In Teil 2 liegt der Fokus auf Strategien im Umgang mit den Eigenheiten der Hochsensibilität: Emotionsregulation, Achtsamkeit und Akzeptanz, Entspannung und Imagination sowie schließlich Selbstbild, Selbstwert und Selbstfürsorge. Allesamt sehr wichtig für den sich neu entdeckenden Hochsensiblen. Jeweils mit zwei oder drei Techniken unterlegt, welche wiederum wissenschaftlich fundiert eingeordnet sind. Ich muss gestehen, dass ich viele dieser Techniken selbst im eher spirituellen Kontext kennen gelernt habe und mich immer eher schwer tat, sie so selbstverständlich zu empfehlen. Abschließend liefert das Kapitel auf mehreren Seiten wertvolle und gebündelte Ideen zur Selbstfürsorge in den wichtigsten Kontexten, sprich Alltag und Freizeit, Beruf und verschiedene soziale Beziehungen. In der Form habe ich eine so ausgearbeitete Auflistung noch nicht gefunden. Sie spricht sehr für den Vorteil, dass der Autor psychologischer Psychotherapeut mit entsprechender Erfahrungsbreite ist.

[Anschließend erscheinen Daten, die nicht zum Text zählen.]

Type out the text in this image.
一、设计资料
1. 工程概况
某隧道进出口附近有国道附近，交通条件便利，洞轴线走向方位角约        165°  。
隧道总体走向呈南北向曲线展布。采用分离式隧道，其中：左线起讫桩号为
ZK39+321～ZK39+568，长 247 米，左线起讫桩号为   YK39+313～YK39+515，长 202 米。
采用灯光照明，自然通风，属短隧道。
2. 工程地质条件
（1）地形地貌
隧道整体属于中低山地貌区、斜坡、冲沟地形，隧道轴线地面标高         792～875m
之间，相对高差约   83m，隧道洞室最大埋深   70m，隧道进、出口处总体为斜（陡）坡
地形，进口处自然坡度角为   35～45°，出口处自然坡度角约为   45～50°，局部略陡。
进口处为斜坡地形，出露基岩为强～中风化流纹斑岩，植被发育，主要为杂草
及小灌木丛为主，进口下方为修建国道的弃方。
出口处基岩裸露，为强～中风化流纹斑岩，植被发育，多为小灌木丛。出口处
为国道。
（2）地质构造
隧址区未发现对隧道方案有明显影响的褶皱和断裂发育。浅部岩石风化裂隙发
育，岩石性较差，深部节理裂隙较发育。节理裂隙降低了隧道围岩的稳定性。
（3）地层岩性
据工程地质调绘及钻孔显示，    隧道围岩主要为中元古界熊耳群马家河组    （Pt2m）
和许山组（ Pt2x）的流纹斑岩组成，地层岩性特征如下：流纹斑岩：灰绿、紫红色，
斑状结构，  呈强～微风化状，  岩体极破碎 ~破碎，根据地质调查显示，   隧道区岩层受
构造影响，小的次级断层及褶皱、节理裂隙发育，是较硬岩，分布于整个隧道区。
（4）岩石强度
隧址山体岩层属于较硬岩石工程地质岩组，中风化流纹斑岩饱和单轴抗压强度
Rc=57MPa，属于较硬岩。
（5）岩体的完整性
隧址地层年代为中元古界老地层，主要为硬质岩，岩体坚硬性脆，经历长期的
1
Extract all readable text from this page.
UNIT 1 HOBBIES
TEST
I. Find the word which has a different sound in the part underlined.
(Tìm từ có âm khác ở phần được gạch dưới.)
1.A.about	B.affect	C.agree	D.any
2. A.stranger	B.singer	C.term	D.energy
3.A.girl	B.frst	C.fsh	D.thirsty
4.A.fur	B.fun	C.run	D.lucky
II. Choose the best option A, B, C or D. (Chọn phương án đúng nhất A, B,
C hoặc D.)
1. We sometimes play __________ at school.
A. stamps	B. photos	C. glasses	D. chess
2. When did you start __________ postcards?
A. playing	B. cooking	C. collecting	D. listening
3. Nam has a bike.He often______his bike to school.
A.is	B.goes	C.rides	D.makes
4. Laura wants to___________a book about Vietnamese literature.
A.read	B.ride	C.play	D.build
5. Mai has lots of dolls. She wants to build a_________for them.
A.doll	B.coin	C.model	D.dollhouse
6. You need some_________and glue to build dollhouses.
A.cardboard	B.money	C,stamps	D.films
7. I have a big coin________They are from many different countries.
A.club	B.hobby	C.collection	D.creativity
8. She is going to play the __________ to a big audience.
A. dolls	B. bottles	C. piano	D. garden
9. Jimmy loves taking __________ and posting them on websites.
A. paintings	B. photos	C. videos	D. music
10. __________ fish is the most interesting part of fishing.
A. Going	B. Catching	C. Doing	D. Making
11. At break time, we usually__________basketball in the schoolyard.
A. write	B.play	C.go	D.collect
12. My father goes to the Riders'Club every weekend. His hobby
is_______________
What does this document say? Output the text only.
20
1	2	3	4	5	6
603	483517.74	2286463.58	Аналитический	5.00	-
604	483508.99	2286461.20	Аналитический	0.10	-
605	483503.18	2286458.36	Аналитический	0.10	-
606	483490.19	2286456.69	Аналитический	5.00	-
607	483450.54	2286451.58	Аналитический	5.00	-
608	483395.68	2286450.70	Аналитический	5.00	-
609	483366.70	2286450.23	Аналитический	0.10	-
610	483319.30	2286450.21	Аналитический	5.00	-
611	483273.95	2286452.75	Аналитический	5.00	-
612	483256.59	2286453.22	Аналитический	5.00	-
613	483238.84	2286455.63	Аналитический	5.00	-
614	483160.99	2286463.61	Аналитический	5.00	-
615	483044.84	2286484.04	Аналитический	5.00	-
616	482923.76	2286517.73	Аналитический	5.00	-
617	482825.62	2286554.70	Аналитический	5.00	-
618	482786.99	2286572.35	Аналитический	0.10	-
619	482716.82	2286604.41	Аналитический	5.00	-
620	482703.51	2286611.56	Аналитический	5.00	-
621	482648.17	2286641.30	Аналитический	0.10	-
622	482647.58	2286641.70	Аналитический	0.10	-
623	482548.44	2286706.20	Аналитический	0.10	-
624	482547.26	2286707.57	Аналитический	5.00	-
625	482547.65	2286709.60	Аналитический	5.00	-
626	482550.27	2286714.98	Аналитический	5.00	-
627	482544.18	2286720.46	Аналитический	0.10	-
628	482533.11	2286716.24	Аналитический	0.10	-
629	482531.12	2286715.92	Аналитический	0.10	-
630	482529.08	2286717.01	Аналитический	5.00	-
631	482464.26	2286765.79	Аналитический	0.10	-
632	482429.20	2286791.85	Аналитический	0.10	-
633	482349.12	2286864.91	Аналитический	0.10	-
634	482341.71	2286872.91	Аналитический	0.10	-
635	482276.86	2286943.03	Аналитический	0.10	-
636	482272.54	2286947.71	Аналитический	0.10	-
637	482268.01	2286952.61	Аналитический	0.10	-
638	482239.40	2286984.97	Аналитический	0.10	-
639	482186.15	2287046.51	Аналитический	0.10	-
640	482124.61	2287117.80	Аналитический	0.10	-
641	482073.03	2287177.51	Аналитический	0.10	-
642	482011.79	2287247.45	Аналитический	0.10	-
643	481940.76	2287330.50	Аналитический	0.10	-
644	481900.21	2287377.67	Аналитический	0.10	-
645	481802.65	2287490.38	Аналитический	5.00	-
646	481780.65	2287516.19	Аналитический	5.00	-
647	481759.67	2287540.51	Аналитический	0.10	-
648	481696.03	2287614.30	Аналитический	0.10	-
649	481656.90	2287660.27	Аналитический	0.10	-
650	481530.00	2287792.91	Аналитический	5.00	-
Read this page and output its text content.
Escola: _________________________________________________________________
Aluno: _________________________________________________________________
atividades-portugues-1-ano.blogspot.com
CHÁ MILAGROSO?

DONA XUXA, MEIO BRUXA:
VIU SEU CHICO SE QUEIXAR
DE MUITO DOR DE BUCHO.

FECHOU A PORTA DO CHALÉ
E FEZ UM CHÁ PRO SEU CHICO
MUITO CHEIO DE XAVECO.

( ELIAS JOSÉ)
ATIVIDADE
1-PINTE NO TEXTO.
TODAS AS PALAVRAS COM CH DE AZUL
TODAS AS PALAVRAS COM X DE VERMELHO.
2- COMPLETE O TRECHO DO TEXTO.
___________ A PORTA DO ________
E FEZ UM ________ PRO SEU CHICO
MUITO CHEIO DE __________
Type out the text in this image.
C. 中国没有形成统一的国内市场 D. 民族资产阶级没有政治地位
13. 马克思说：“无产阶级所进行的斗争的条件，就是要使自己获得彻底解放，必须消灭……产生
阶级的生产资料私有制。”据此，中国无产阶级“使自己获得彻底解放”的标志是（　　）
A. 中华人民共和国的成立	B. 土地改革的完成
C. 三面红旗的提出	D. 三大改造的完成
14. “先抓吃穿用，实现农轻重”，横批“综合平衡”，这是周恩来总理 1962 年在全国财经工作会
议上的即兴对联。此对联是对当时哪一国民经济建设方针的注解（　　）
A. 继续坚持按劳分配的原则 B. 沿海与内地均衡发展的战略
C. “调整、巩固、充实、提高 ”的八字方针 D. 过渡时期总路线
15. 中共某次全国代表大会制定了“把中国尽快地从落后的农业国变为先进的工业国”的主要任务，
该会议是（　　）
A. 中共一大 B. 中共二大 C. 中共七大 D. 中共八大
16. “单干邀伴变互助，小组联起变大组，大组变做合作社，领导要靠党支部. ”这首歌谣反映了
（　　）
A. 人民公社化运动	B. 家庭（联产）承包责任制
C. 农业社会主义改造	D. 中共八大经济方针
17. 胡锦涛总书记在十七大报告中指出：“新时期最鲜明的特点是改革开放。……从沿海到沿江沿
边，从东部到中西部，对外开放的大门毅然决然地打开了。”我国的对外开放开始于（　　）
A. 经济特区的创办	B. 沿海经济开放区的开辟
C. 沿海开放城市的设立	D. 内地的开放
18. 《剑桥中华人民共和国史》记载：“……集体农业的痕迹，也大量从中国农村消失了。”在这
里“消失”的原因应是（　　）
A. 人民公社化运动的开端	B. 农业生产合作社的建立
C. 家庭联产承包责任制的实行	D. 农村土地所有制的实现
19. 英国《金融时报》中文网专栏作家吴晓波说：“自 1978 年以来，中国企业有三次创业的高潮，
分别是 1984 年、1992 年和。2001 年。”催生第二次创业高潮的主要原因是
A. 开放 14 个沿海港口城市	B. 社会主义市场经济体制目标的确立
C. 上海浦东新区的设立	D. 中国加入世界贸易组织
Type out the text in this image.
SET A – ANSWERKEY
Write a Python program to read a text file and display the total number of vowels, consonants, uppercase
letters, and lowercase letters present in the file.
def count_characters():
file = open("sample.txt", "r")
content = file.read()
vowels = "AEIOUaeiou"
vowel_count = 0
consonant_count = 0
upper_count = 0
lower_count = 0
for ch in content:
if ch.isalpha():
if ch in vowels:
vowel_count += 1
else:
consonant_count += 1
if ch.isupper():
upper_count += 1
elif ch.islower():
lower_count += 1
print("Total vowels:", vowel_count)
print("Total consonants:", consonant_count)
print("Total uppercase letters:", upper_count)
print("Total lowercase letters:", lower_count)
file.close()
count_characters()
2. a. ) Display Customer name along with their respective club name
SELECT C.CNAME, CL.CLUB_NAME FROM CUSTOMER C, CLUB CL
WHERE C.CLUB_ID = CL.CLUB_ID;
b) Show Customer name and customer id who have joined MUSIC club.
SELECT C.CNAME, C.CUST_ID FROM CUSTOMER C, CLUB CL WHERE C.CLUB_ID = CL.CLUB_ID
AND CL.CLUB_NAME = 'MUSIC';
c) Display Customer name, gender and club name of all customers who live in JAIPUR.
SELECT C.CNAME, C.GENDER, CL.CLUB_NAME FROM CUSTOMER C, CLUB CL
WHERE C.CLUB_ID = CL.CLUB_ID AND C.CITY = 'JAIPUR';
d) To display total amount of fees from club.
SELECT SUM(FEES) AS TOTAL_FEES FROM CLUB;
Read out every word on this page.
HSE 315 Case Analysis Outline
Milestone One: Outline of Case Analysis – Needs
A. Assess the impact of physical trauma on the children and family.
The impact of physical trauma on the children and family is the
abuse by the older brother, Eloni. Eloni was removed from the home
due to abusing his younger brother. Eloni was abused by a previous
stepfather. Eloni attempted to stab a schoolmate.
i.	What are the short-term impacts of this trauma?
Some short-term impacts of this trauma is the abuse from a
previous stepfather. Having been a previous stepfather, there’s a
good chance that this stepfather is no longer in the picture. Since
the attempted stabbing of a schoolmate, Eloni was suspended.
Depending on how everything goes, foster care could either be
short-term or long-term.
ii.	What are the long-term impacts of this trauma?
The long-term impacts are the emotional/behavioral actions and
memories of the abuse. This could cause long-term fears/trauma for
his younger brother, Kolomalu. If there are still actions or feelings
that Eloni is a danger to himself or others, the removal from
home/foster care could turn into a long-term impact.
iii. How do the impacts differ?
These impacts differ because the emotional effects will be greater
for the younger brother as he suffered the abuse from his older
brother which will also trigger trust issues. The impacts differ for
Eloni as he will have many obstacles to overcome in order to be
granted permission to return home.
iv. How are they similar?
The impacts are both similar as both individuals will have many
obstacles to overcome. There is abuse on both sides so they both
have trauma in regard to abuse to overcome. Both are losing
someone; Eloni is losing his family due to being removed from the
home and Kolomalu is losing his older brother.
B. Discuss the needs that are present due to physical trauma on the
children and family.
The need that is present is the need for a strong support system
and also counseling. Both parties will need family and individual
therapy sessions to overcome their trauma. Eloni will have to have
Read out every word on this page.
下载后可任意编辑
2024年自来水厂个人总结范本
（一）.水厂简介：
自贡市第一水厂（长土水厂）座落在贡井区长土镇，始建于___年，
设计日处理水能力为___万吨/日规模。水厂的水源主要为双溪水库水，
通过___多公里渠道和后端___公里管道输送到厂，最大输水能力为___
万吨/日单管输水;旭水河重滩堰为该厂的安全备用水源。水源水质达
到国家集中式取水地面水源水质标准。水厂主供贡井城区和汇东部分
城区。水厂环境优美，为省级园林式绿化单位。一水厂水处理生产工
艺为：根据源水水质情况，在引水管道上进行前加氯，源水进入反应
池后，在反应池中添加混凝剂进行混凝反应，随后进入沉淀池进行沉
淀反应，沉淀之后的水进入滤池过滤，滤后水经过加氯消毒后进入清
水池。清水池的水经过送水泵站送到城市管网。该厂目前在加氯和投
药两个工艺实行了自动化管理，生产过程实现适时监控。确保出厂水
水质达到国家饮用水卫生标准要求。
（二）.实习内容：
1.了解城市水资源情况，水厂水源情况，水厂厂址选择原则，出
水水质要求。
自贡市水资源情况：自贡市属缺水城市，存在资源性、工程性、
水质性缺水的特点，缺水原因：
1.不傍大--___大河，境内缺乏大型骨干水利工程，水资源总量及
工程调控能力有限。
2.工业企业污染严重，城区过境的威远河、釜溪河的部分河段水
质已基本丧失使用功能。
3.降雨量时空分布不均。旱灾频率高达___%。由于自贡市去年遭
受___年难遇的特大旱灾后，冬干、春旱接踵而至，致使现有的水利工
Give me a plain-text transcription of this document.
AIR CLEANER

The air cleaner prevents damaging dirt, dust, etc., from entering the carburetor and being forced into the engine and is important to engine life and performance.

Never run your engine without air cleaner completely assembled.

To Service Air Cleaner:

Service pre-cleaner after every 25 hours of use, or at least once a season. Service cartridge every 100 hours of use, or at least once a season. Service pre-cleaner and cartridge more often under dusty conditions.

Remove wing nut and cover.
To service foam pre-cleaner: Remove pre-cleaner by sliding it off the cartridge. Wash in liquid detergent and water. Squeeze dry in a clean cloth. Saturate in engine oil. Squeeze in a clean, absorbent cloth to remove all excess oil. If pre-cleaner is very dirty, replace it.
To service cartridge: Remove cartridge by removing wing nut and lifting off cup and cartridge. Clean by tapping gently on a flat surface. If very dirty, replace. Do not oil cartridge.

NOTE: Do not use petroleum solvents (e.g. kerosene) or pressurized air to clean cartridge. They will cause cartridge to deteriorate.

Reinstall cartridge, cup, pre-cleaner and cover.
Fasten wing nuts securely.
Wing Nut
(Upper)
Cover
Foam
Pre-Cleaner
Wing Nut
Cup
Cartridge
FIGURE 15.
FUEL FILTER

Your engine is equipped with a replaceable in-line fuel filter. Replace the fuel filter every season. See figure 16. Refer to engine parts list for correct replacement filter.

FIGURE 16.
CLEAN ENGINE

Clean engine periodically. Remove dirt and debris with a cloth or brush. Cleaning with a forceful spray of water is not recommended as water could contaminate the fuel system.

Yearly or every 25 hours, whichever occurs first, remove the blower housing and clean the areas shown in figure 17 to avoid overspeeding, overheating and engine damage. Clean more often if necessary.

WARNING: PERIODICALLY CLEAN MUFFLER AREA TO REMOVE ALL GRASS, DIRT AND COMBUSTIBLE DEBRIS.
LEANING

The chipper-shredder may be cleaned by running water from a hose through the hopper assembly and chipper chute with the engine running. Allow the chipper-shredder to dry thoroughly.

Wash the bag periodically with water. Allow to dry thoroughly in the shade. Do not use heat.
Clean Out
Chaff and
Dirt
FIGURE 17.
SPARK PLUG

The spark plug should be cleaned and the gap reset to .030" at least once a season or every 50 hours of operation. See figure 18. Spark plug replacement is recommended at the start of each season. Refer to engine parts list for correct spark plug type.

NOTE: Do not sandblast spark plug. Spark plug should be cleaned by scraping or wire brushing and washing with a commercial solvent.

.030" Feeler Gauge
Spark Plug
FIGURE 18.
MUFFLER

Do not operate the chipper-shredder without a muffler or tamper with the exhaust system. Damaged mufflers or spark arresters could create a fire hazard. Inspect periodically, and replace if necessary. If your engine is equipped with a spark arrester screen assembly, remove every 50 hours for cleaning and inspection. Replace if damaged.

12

Als besonders lesenswert empfand ich auch das Interview mit Elaine N. Aron im Anhang. Selbst hier fand ich noch Hinweise auf meine HS im Zusammenhang mit der Elternschaft, für die ich im Moment des Lesens sehr dankbar war, auch wenn sie für mich grundsätzlich nicht neu waren. Diese Frau hat einfach so einen liebevollen Blick auf das Phänomen, dass es einer HSP nur guttun kann.

Insgesamt ist das Buch ein hervorragendes, sachlich fundiertes Buch ohne viele persönlich vermutete Zusammenhänge zu anderen Phänomenen. Menschen, die sich neu in die Materie einarbeiten wollen, finden hier ein sehr logisch aufgebautes und aufschlussreiches Buch. Mit zahlreichen Betroffenen-Interviews, die eine gewissen Bandbreite der Wirklichkeit abbilden, bietet das Buch einen starken Praxisbezug. Der einzige große Nachteil dieses Buches besteht darin, dass es sich so deutlich an Männer richtet. Wenigstens 90 % des Inhalts treffen auf Frauen genauso zu und die letzten 10 % sind meiner Meinung nach leicht auf Frauen übertragbar. In jedem Fall werde ich es in Zukunft geschlechtsunabhängig weiterempfehlen.